First, the serial test gave the expected result that HDF5 was just a bit slower than my custom write. I ran with 256^3 and 512^3 grids and 10 samples. This table shows the walltime per call, averaged over the samples:
|Custom (s)||HDF5 (s)|
So the HDF5 version is about 25% slower. In production, I think this difference would be noticeable but not significant, and definitely worth not dealing with binary flat files later on.
When we switch to the parallel version though, HDF5 hits the brakes hard. In this case, I ran 1024^3 and 2048^3 grids, distributed so that the local grid size was the same as 256^3 and 512^3.

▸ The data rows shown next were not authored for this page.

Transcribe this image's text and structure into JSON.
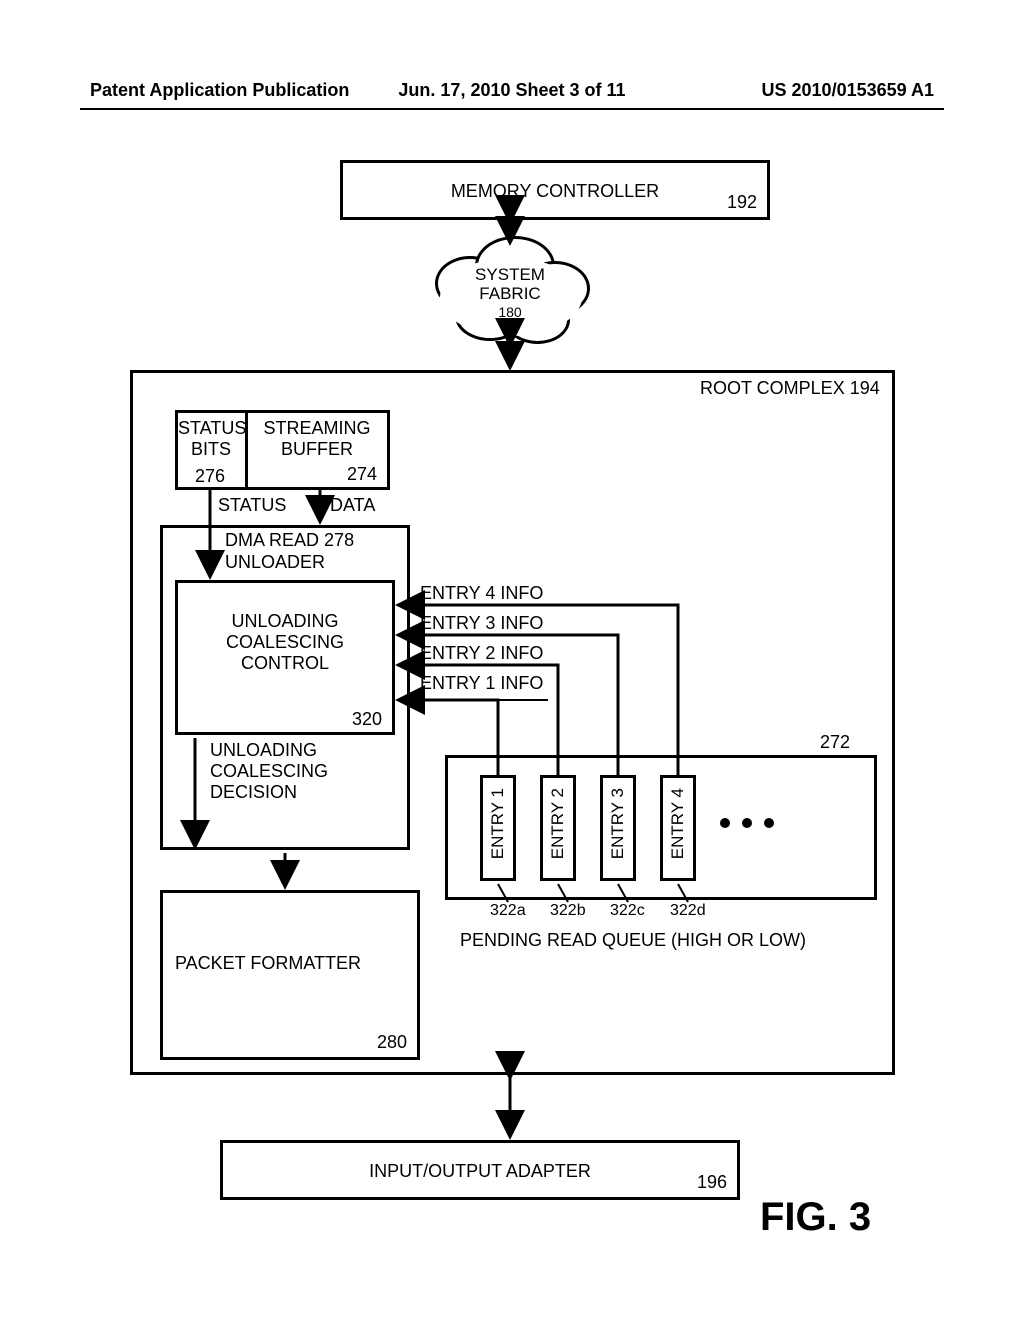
{
  "header": {
    "left": "Patent Application Publication",
    "center": "Jun. 17, 2010  Sheet 3 of 11",
    "right": "US 2010/0153659 A1"
  },
  "figure_label": "FIG. 3",
  "blocks": {
    "memory_controller": {
      "label": "MEMORY CONTROLLER",
      "ref": "192"
    },
    "system_fabric": {
      "label": "SYSTEM\nFABRIC",
      "ref": "180"
    },
    "root_complex": {
      "label": "ROOT COMPLEX",
      "ref": "194"
    },
    "status_bits": {
      "label": "STATUS\nBITS",
      "ref": "276"
    },
    "streaming_buffer": {
      "label": "STREAMING\nBUFFER",
      "ref": "274"
    },
    "dma_read_unloader": {
      "label": "DMA READ",
      "label2": "UNLOADER",
      "ref": "278"
    },
    "unloading_coalescing_control": {
      "label": "UNLOADING\nCOALESCING\nCONTROL",
      "ref": "320"
    },
    "packet_formatter": {
      "label": "PACKET FORMATTER",
      "ref": "280"
    },
    "pending_read_queue": {
      "label": "PENDING READ QUEUE (HIGH OR LOW)",
      "ref": "272"
    },
    "io_adapter": {
      "label": "INPUT/OUTPUT ADAPTER",
      "ref": "196"
    }
  },
  "signals": {
    "status": "STATUS",
    "data": "DATA",
    "unloading_decision": "UNLOADING\nCOALESCING\nDECISION",
    "entry1": "ENTRY 1 INFO",
    "entry2": "ENTRY 2 INFO",
    "entry3": "ENTRY 3 INFO",
    "entry4": "ENTRY 4 INFO"
  },
  "entries": {
    "e1": {
      "label": "ENTRY 1",
      "ref": "322a"
    },
    "e2": {
      "label": "ENTRY 2",
      "ref": "322b"
    },
    "e3": {
      "label": "ENTRY 3",
      "ref": "322c"
    },
    "e4": {
      "label": "ENTRY 4",
      "ref": "322d"
    }
  }
}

|Custom fast (s)||Custom slow (s)||HDF5 (s)|
|1024^3 (8 ranks)||1.880||7.486 (4x)||94.281 (50x)|
|1024^3 (64 ranks)||0.568||9.636 (17x)||45.730 (81x)|
|2048^3 (64 ranks)||3.771||59.194 (16x)||218.868 (58x)|
|2048^3 (512 ranks)||4.641||77.007 (17x)||134.635 (30x)|
The 'fast' custom implementation simultaneously writes to separate files (up to 32), which might not be a fair comparison. However, the 'slow' implementation writes to a single file sequentially and can't take advantage of parallel IO. If HDF5 was using the worst IO strategy and was also writing sequentially, we would expect it to be just a bit slower than the slow custom result, like the serial result. At the same time, HDF5-parallel has the advantage of MPI-IO with collective writes. I expected the HDF5 version to perform somewhere between the slow and fast custom versions, but instead, the HDF5-parallel version performs 2 - 10x worse than the custom worst case. Another thing to note is that my 'fast' implementation isn't even that fast, since I'm no IO expert. The max IO rate on the Edison scratch file system is about 30 GB/s, which other applications are able to achieve, yet my implementation isn't even hitting 10 GB/s.
Again, I really hope I'm using HDF5-parallel incorrectly and an expert can achieve performance closer to what I expected. I still prefer using HDF5 for my data when I don't need good parallel performance.
The real performance hit
Unfortunately, I spent a lot of time learning how to use HDF5-parallel and getting it to work, and in the end, I had to scrap my work and start over. I could spend more time posting on forums and contacting HDF5 developers, but as other time-starved engineers know, I just had to call it at some point.
The "don't reinvent the wheel" proverb is tossed around a lot in the programming community, but I've been burned enough times to rarely give this advice. There are high costs to adopting new tools that are often ignored. In my experience, there are at least four reasons outsourcing something to a third- party tool is risky:
- Learning the tool might take longer than just doing it yourself. I spent a lot of time going through the HDF5 tutorials and the API docs, and debugging the HDF5 functions. I would guess that it took over 10x times longer than it took me to whip up the flat file IO functions.
- You don't learn anything about the problem under the hood. The time I spent learning HDF5 was spent specifically on HDF5 API and best practices. I didn't get to learn about general IO performance/tuning or underlying tech (MPI-IO, B-trees, etc.).
- The tool might perform poorly or turn out not to work for your specific problem. I couldn't get HDF5-parallel to perform well for my application and had to start over.
- A new dependency can be a burden if users need to install the it
HDF5-parallel requires an MPI compiler with MPI-IO support, typically only
available on HPC systems. This meant adding
#ifdefblocks to separate HDF5-parallel specific API, so I could still build on my laptop. Not a big deal, but definitely a pain for maintenance.
I'm lucky because HDF5 is fairly popular won't be going anywhere for a while. I'm sure I will get to use these skills in the future. For now, I'm using custom binary files when I need parallel performance and still converting to HDF5 down the line. But in general, adopting the wrong tool can be a real headache.